Biotransformations catalysed by microbes are promising approach for producing a vast library of structurally diverse chemical molecules with applications in the pharmaceutical industry. The biotransformation of 11α-acetoxyprogesterone (1) by Phyllosticta sp. 16L1 has not been previously reported. In this study, the biotransformation of 11α-acetoxyprogesterone (1) was performed for the first time using the Phyllosticta sp. 16L1 strain. After an 8-day fermentation period, a new biotransformation metabolite, named as 11α-acetoxy-16α-hydroxyprogesterone (16α-hydroxy-3,20-dioxopregn-4-en-11α-yl acetate) (2) was isolated from the culture broth, along with its known isomer, 11α-acetoxy-15α-hydroxyprogesterone (3).
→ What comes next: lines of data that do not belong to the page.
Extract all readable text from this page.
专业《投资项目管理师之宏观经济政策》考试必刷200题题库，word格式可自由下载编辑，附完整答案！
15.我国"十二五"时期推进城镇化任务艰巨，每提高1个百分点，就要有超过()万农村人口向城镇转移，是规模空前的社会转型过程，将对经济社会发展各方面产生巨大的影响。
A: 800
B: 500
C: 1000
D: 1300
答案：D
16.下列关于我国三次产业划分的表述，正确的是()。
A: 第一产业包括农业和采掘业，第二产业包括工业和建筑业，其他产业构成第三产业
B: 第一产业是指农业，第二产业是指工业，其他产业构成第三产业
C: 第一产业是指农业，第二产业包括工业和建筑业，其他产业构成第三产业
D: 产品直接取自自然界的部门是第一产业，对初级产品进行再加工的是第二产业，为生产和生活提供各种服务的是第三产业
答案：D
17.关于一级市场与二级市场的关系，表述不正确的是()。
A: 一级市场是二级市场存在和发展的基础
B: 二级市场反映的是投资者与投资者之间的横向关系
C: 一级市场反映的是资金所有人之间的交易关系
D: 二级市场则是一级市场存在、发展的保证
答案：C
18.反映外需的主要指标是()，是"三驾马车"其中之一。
The structure determination of the biotransformed products relied on comprehensive spectroscopic data, encompassing 1D and 2D-NMR, as well as LCMS analyses. The cytotoxic activity of the two biotransformed metabolites was assessed against selective human cancer cell lines, including hepatocellular carcinoma (HepG2), triple-negative breast cancer (MDA-MB-231), colorectal adenocarcinoma (Caco-2), and lung adenocarcinoma (A549). The results demonstrated that both metabolites 2 and 3 exhibited cytotoxic effects on the evaluated cell lines. Metabolite 2 showed stronger cytotoxic potential, with IC₅₀ values ranging from 6.65 to 27.75 μM, while metabolite 3 displayed lower potency, with IC₅₀ values between 38.20 and 162.53 μM. Notably, both metabolites exhibited minimal toxicity towards the normal liver Chang cells. Molecular docking studies were conducted to predict the binding modes and affinities of the metabolites against two targets (PDB: 5EM8 and 6V6O), both in 2D and 3D representations, with binding energies ranging from −8.5 to −7.2 kcal/mol. The results revealed that metabolites 2 and 3 interacted with key clinically significant amino acid residues, Lys745 and Met793, through conventional hydrogen bonding.